Re: WG: average word length in VMS



Brian Eric Farnell wrote:
>   There has
> to be a more decisive way to fingerprint a language than entropy
> vs avg. word length.

Letter frequency comes immediately to the mind.
(Why am I posting the obvious? My brain must have
gone soft -- next I am going to mention digraph
frequency and triumphantly add "and trigraphs  too!")

>  Again, in line with my idea to translate
> the text into a different format, what if a relative value of
> 'phonosyntactic oddity' were assigned to each VMS token,
> wouldn't we be able to see a pattern that reflected the
> language's outside influences that would help ID it?

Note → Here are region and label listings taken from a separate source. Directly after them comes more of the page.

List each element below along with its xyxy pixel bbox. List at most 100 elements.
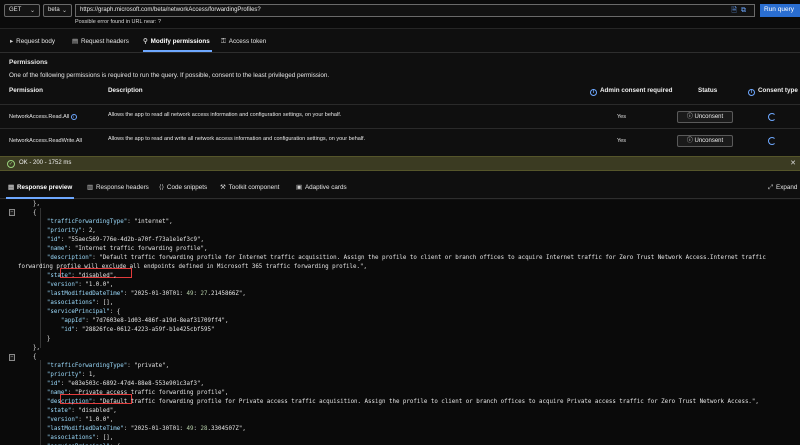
tab-response-preview[interactable]: ▤ Response preview	[5, 184, 75, 199]
col-description: Description	[108, 87, 143, 94]
response-preview-icon: ▤	[8, 184, 14, 191]
info-icon[interactable]: i	[590, 89, 597, 96]
run-query-button[interactable]: Run query	[760, 4, 800, 17]
col-status: Status	[698, 87, 718, 94]
permissions-title: Permissions	[9, 59, 48, 66]
col-consent-label: Consent type	[758, 87, 798, 94]
request-headers-icon: ▤	[72, 38, 78, 45]
code-line: {	[19, 210, 37, 216]
permissions-description: One of the following permissions is requ…	[9, 72, 330, 79]
tab-label: Response headers	[95, 184, 149, 191]
col-admin-label: Admin consent required	[600, 87, 673, 94]
code-line: "lastModifiedDateTime": "2025-01-30T01: …	[46, 291, 246, 297]
code-line: "name": "Private access traffic forwardi…	[46, 390, 229, 396]
status-text: OK - 200 - 1752 ms	[19, 160, 72, 166]
code-line: "lastModifiedDateTime": "2025-01-30T01: …	[46, 426, 246, 432]
code-line: "description": "Default traffic forwardi…	[46, 399, 759, 405]
permissions-icon: ⚲	[143, 38, 148, 45]
permission-name-text: NetworkAccess.Read.All	[9, 114, 70, 120]
tab-access-token[interactable]: ⚿ Access token	[221, 38, 266, 46]
query-bar: GET ⌄ beta ⌄ https://graph.microsoft.com…	[0, 0, 800, 29]
url-hint: Possible error found in URL near: ?	[75, 19, 162, 25]
chevron-down-icon: ⌄	[29, 8, 35, 14]
info-icon[interactable]: i	[748, 89, 755, 96]
permission-description: Allows the app to read all network acces…	[108, 112, 342, 118]
info-icon[interactable]: i	[70, 114, 77, 120]
tab-code-snippets[interactable]: ⟨⟩ Code snippets	[159, 184, 207, 191]
response-headers-icon: ▥	[87, 184, 93, 191]
tab-label: Request body	[16, 38, 56, 45]
code-line: "state": "disabled",	[46, 273, 117, 279]
url-input[interactable]: https://graph.microsoft.com/beta/network…	[75, 4, 755, 17]
tab-request-headers[interactable]: ▤ Request headers	[72, 38, 129, 45]
col-admin-consent: i Admin consent required	[590, 87, 672, 96]
admin-consent-value: Yes	[617, 114, 626, 120]
code-line: "trafficForwardingType": "private",	[46, 363, 170, 369]
code-line: "description": "Default traffic forwardi…	[46, 255, 766, 261]
unconsent-label: Unconsent	[694, 114, 724, 120]
code-snippets-icon: ⟨⟩	[159, 184, 164, 191]
method-dropdown[interactable]: GET ⌄	[4, 4, 40, 17]
loading-spinner-icon	[768, 137, 776, 145]
permission-description: Allows the app to read and write all net…	[108, 136, 366, 142]
code-line: "id": "55aec569-776e-4d2b-a70f-f73a1e1ef…	[46, 237, 204, 243]
url-value: https://graph.microsoft.com/beta/network…	[80, 7, 261, 13]
tab-label: Access token	[228, 38, 267, 45]
access-token-icon: ⚿	[221, 38, 226, 45]
permission-row: NetworkAccess.ReadWrite.All Allows the a…	[0, 128, 800, 152]
tab-label: Toolkit component	[228, 184, 280, 191]
close-icon[interactable]: ✕	[790, 159, 796, 167]
admin-consent-value: Yes	[617, 138, 626, 144]
response-tabs: ▤ Response preview ▥ Response headers ⟨⟩ Co…	[0, 178, 800, 199]
success-check-icon: ✓	[7, 160, 15, 168]
code-line: "priority": 2,	[46, 228, 96, 234]
tab-toolkit-component[interactable]: ⚒ Toolkit component	[220, 184, 279, 191]
unconsent-label: Unconsent	[694, 138, 724, 144]
code-line: "version": "1.0.0",	[46, 417, 114, 423]
tab-modify-permissions[interactable]: ⚲ Modify permissions	[143, 38, 212, 52]
col-consent-type: i Consent type	[748, 87, 798, 96]
method-value: GET	[9, 7, 22, 13]
tab-request-body[interactable]: ▸ Request body	[10, 38, 55, 45]
code-line: "servicePrincipal": {	[46, 309, 121, 315]
tab-label: Request headers	[80, 38, 129, 45]
col-permission: Permission	[9, 87, 43, 94]
code-line: "version": "1.0.0",	[46, 282, 114, 288]
unconsent-button[interactable]: ⓘ Unconsent	[677, 135, 733, 147]
collapse-toggle-icon[interactable]: −	[9, 354, 15, 361]
adaptive-cards-icon: ▣	[296, 184, 302, 191]
permission-name: NetworkAccess.Read.All i	[9, 114, 77, 120]
code-line: "id": "28826fce-0612-4223-a59f-b1e425cbf…	[60, 327, 215, 333]
tab-adaptive-cards[interactable]: ▣ Adaptive cards	[296, 184, 347, 191]
tab-label: Modify permissions	[150, 38, 210, 45]
tab-label: Code snippets	[166, 184, 208, 191]
tab-label: Response preview	[16, 184, 73, 191]
code-line: "appId": "7d7603e8-1d03-486f-a19d-8eaf31…	[60, 318, 229, 324]
code-line: "state": "disabled",	[46, 408, 117, 414]
collapse-toggle-icon[interactable]: −	[9, 209, 15, 216]
tab-response-headers[interactable]: ▥ Response headers	[87, 184, 149, 191]
expand-button[interactable]: ⤢ Expand	[768, 184, 797, 192]
status-bar: ✓ OK - 200 - 1752 ms ✕	[0, 156, 800, 171]
share-icon[interactable]: 🗎	[731, 7, 741, 14]
version-dropdown[interactable]: beta ⌄	[43, 4, 72, 17]
expand-icon: ⤢	[768, 184, 774, 191]
version-value: beta	[48, 7, 60, 13]
code-line: forwarding profile will exclude all endp…	[18, 264, 368, 270]
response-code-panel[interactable]: − − }, { "trafficForwardingType": "inter…	[0, 200, 800, 445]
code-line: }	[19, 336, 51, 342]
chevron-down-icon: ⌄	[61, 8, 67, 14]
code-line: },	[19, 201, 40, 207]
run-query-label: Run query	[764, 6, 794, 13]
copy-icon[interactable]: ⧉	[741, 7, 750, 14]
code-line: {	[19, 354, 37, 360]
expand-label: Expand	[776, 184, 798, 191]
loading-spinner-icon	[768, 113, 776, 121]
code-line: "trafficForwardingType": "internet",	[46, 219, 173, 225]
tab-label: Adaptive cards	[304, 184, 347, 191]
code-line: },	[19, 345, 40, 351]
code-line: "associations": [],	[46, 300, 114, 306]
code-line: "id": "e83e503c-6892-47d4-88e8-553e901c3…	[46, 381, 204, 387]
code-line: "name": "Internet traffic forwarding pro…	[46, 246, 208, 252]
unconsent-button[interactable]: ⓘ Unconsent	[677, 111, 733, 123]
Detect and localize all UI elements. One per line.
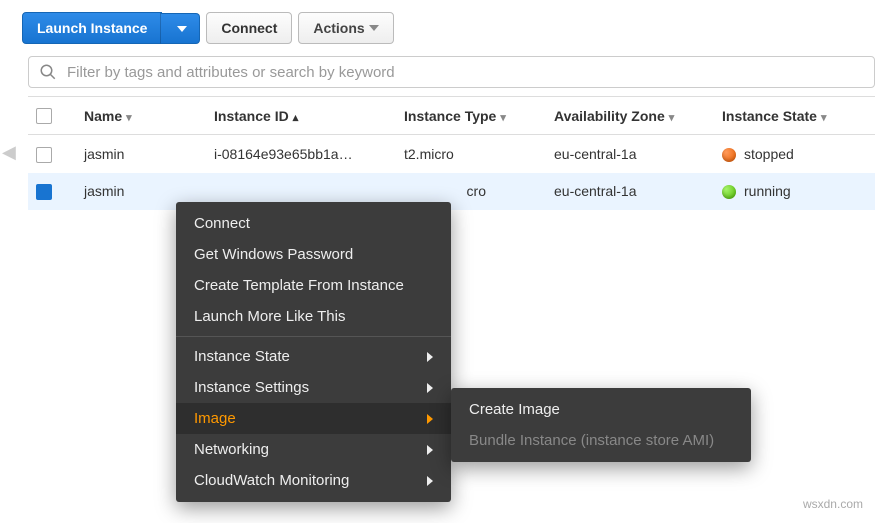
sort-icon: ▾ (669, 112, 675, 124)
launch-instance-button[interactable]: Launch Instance (22, 12, 162, 44)
ctx-iset-label: Instance Settings (194, 379, 309, 396)
col-state-label: Instance State (722, 108, 817, 124)
status-dot-stopped (722, 148, 736, 162)
sort-icon: ▾ (821, 112, 827, 124)
cell-instance-type: t2.micro (396, 135, 546, 173)
sort-icon: ▾ (500, 112, 506, 124)
search-icon (39, 63, 57, 81)
ctx-launch-more[interactable]: Launch More Like This (176, 301, 451, 332)
sub-bundle-instance: Bundle Instance (instance store AMI) (451, 425, 751, 456)
ctx-image[interactable]: Image (176, 403, 451, 434)
ctx-ct-label: Create Template From Instance (194, 277, 404, 294)
expand-handle-icon[interactable]: ◀ (0, 140, 18, 165)
status-dot-running (722, 185, 736, 199)
submenu-arrow-icon (427, 383, 433, 393)
col-instance-type[interactable]: Instance Type ▾ (396, 97, 546, 135)
launch-instance-group: Launch Instance (22, 12, 200, 44)
col-instance-state[interactable]: Instance State ▾ (714, 97, 875, 135)
ctx-get-windows-password[interactable]: Get Windows Password (176, 239, 451, 270)
ctx-connect-label: Connect (194, 215, 250, 232)
ctx-connect[interactable]: Connect (176, 208, 451, 239)
col-instance-id[interactable]: Instance ID ▴ (206, 97, 396, 135)
ctx-networking[interactable]: Networking (176, 434, 451, 465)
filter-row (0, 56, 875, 96)
search-input[interactable] (67, 64, 864, 81)
cell-instance-state: running (714, 173, 875, 210)
ctx-is-label: Instance State (194, 348, 290, 365)
col-type-label: Instance Type (404, 108, 496, 124)
actions-label: Actions (313, 20, 364, 36)
filter-box[interactable] (28, 56, 875, 88)
col-id-label: Instance ID (214, 108, 289, 124)
cell-name: jasmin (76, 135, 206, 173)
context-menu: Connect Get Windows Password Create Temp… (176, 202, 451, 502)
table-row[interactable]: jasmin i-08164e93e65bb1a… t2.micro eu-ce… (28, 135, 875, 173)
table-header-row: Name ▾ Instance ID ▴ Instance Type ▾ Availa… (28, 97, 875, 135)
col-availability-zone[interactable]: Availability Zone ▾ (546, 97, 714, 135)
actions-button[interactable]: Actions (298, 12, 393, 44)
col-az-label: Availability Zone (554, 108, 665, 124)
connect-button[interactable]: Connect (206, 12, 292, 44)
sort-asc-icon: ▴ (293, 112, 299, 124)
row-checkbox[interactable] (36, 184, 52, 200)
sort-icon: ▾ (126, 112, 132, 124)
watermark: wsxdn.com (803, 497, 863, 511)
ctx-net-label: Networking (194, 441, 269, 458)
row-checkbox[interactable] (36, 147, 52, 163)
select-all-checkbox[interactable] (36, 108, 52, 124)
instances-table: Name ▾ Instance ID ▴ Instance Type ▾ Availa… (28, 96, 875, 210)
submenu-arrow-icon (427, 414, 433, 424)
state-text: stopped (744, 146, 794, 162)
ctx-cw-label: CloudWatch Monitoring (194, 472, 349, 489)
ctx-instance-settings[interactable]: Instance Settings (176, 372, 451, 403)
cell-availability-zone: eu-central-1a (546, 173, 714, 210)
cell-availability-zone: eu-central-1a (546, 135, 714, 173)
ctx-instance-state[interactable]: Instance State (176, 341, 451, 372)
ctx-lm-label: Launch More Like This (194, 308, 345, 325)
image-submenu: Create Image Bundle Instance (instance s… (451, 388, 751, 462)
submenu-arrow-icon (427, 476, 433, 486)
sub-create-image[interactable]: Create Image (451, 394, 751, 425)
ctx-separator (176, 336, 451, 337)
toolbar: Launch Instance Connect Actions (0, 0, 875, 56)
ctx-cloudwatch[interactable]: CloudWatch Monitoring (176, 465, 451, 496)
ctx-gwp-label: Get Windows Password (194, 246, 353, 263)
col-name[interactable]: Name ▾ (76, 97, 206, 135)
submenu-arrow-icon (427, 445, 433, 455)
state-text: running (744, 183, 791, 199)
launch-instance-dropdown[interactable] (160, 13, 200, 44)
ctx-create-template[interactable]: Create Template From Instance (176, 270, 451, 301)
caret-down-icon (369, 25, 379, 31)
ctx-image-label: Image (194, 410, 236, 427)
submenu-arrow-icon (427, 352, 433, 362)
cell-instance-id: i-08164e93e65bb1a… (206, 135, 396, 173)
col-name-label: Name (84, 108, 122, 124)
caret-down-icon (177, 26, 187, 32)
cell-instance-state: stopped (714, 135, 875, 173)
table-row[interactable]: jasmin cro eu-central-1a running (28, 173, 875, 210)
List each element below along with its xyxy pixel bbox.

Er... phonosyntactic oddity? You mean the way in which
the letters or groups of letters presumably representing
sounds combine together? Jorge Stolfi has done that and
he has come up with something which looks very much like
Chinese -- the infamous "Chinese hypothesis". It sure 
does look the spit and image of Chinese to me. The trouble
is: 

1. Assuming that it is Chinese, which variety of Chinese?
   There are dozen of varieties of Chinese, all really
   different languages, mutually unintelligible. Plus,
   four hundred years ago they were certainly rather
   different from what they are today.

2. It is not necessarily Chinese. My pet "serious" theory
   (no tongue in cheek for once) is an extinct language
   isolate, just like Basque, or Etruscan, but of course
   totally unrelated to either, and which happened to
   have a phonological  structure reminiscent of Chinese.
   I am persuaded that there were hundreds of such languages
   in Europe alone once. In other words, that the linguistic
   picture was very much like Papua New Guinea now. If you
   are after secrecy, it is a much better "cipher" than
   anything available at the time. A "Navaho code", as it were.